The traditional AWA seminar before Labelexpo took place on the 23rd of September the day before the show opened and it had two tracks. One was the stream on linerless trends and the other on liner trends. Sustainability is driving the linerless trend, one in which unsupported labelstocks are printed and converted and while this is a solution for doing away with silicone coated liners that are difficult to collect and de-siliconize. However, there are large label converters who still dismiss this technology as not being viable at this time although the benefits are that it doubles reel capacity.
Although one cannot dismiss the linerless technology (which we believe is fairly small at this point but which of course the AWA research trends would have illuminated further) we took part in the release liner seminar that we think will dominate at least the Indian market for the foreseeable future. While release liner has other applications apart from labels, it is dominated by labels. Of the 52.8 billion square meters produced, 49% is used for label stock production.
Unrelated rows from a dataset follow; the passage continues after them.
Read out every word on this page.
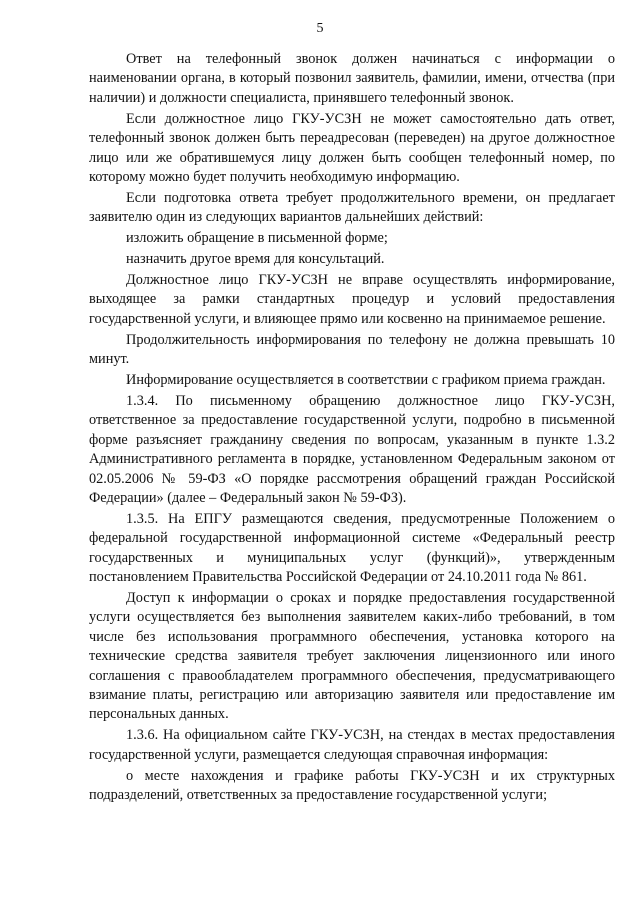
5

Ответ на телефонный звонок должен начинаться с информации о наименовании органа, в который позвонил заявитель, фамилии, имени, отчества (при наличии) и должности специалиста, принявшего телефонный звонок.

Если должностное лицо ГКУ-УСЗН не может самостоятельно дать ответ, телефонный звонок должен быть переадресован (переведен) на другое должностное лицо или же обратившемуся лицу должен быть сообщен телефонный номер, по которому можно будет получить необходимую информацию.

Если подготовка ответа требует продолжительного времени, он предлагает заявителю один из следующих вариантов дальнейших действий:

изложить обращение в письменной форме;

назначить другое время для консультаций.

Должностное лицо ГКУ-УСЗН не вправе осуществлять информирование, выходящее за рамки стандартных процедур и условий предоставления государственной услуги, и влияющее прямо или косвенно на принимаемое решение.

Продолжительность информирования по телефону не должна превышать 10 минут.

Информирование осуществляется в соответствии с графиком приема граждан.

1.3.4. По письменному обращению должностное лицо ГКУ-УСЗН, ответственное за предоставление государственной услуги, подробно в письменной форме разъясняет гражданину сведения по вопросам, указанным в пункте 1.3.2 Административного регламента в порядке, установленном Федеральным законом от 02.05.2006 № 59-ФЗ «О порядке рассмотрения обращений граждан Российской Федерации» (далее – Федеральный закон № 59-ФЗ).

1.3.5. На ЕПГУ размещаются сведения, предусмотренные Положением о федеральной государственной информационной системе «Федеральный реестр государственных и муниципальных услуг (функций)», утвержденным постановлением Правительства Российской Федерации от 24.10.2011 года № 861.

Доступ к информации о сроках и порядке предоставления государственной услуги осуществляется без выполнения заявителем каких-либо требований, в том числе без использования программного обеспечения, установка которого на технические средства заявителя требует заключения лицензионного или иного соглашения с правообладателем программного обеспечения, предусматривающего взимание платы, регистрацию или авторизацию заявителя или предоставление им персональных данных.

1.3.6. На официальном сайте ГКУ-УСЗН, на стендах в местах предоставления государственной услуги, размещается следующая справочная информация:

о месте нахождения и графике работы ГКУ-УСЗН и их структурных подразделений, ответственных за предоставление государственной услуги;
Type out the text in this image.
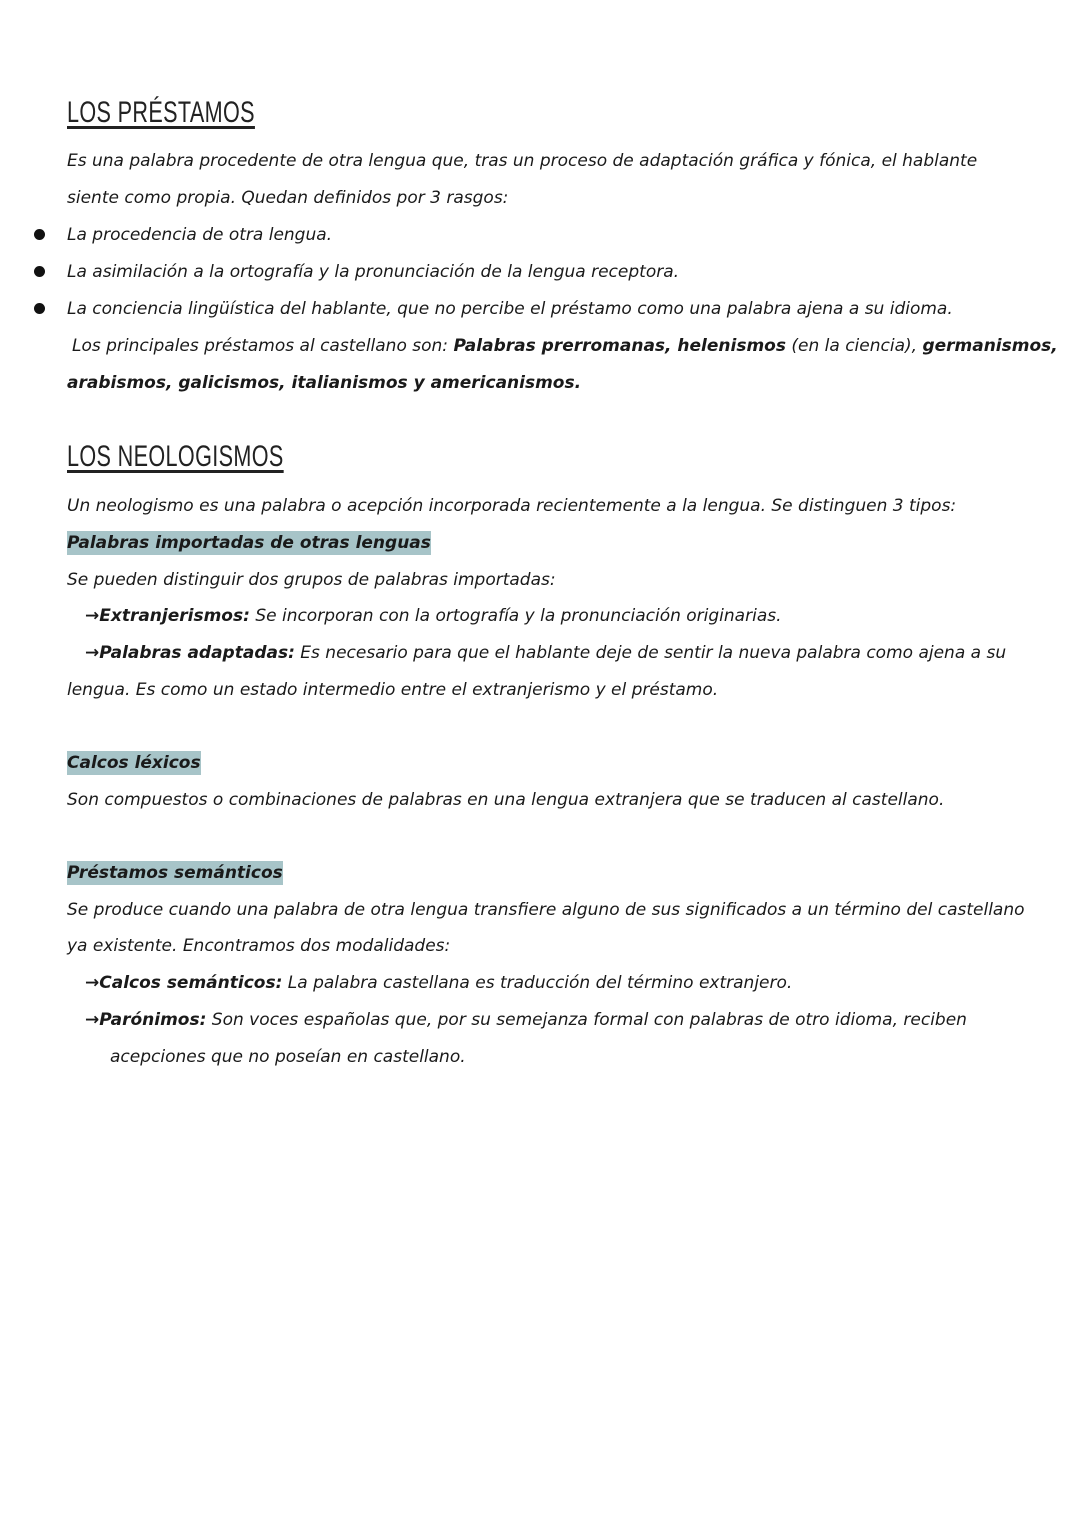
LOS PRÉSTAMOS
Es una palabra procedente de otra lengua que, tras un proceso de adaptación gráfica y fónica, el hablante
siente como propia. Quedan definidos por 3 rasgos:
La procedencia de otra lengua.
La asimilación a la ortografía y la pronunciación de la lengua receptora.
La conciencia lingüística del hablante, que no percibe el préstamo como una palabra ajena a su idioma.
Los principales préstamos al castellano son: Palabras prerromanas, helenismos (en la ciencia), germanismos,
arabismos, galicismos, italianismos y americanismos.
LOS NEOLOGISMOS
Un neologismo es una palabra o acepción incorporada recientemente a la lengua. Se distinguen 3 tipos:
Palabras importadas de otras lenguas
Se pueden distinguir dos grupos de palabras importadas:
→Extranjerismos: Se incorporan con la ortografía y la pronunciación originarias.
→Palabras adaptadas: Es necesario para que el hablante deje de sentir la nueva palabra como ajena a su
lengua. Es como un estado intermedio entre el extranjerismo y el préstamo.
Calcos léxicos
Son compuestos o combinaciones de palabras en una lengua extranjera que se traducen al castellano.
Préstamos semánticos
Se produce cuando una palabra de otra lengua transfiere alguno de sus significados a un término del castellano
ya existente. Encontramos dos modalidades:
→Calcos semánticos: La palabra castellana es traducción del término extranjero.
→Parónimos: Son voces españolas que, por su semejanza formal con palabras de otro idioma, reciben
acepciones que no poseían en castellano.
The Asia Pacific leads in the growth of release liner at 6.3%v and by implication in the production of labels. The price trend for liner papers which are fairly benign although in recent months there has been a decline in liner prices to India, partly because of a softening in the price of pulp which drives it according to one of the experts at the event.
Sustainability was the key discussion at the seminar and it was made quite clear that it is possible to collect and de-siliconize used liner and repulp it for making liners for a variety of labelstocks. This seems to be one of the most relevant discussions and outcomes of the seminar for Indian brand owners and label converters. A discussion and conversation that has to take place to make both the manufacturing brands and label converters responsible. The alternatives are not pleasant – increasing legislation which as Indian industry knows can be sudden and often seemingly cataclysmic. An irresponsible and static industry unable to bring the stakeholders around the table will only face opprobrium from the public, harish legislation and stiffer audits from the hopefully growing number of brand owners who must shape up to their responsibility.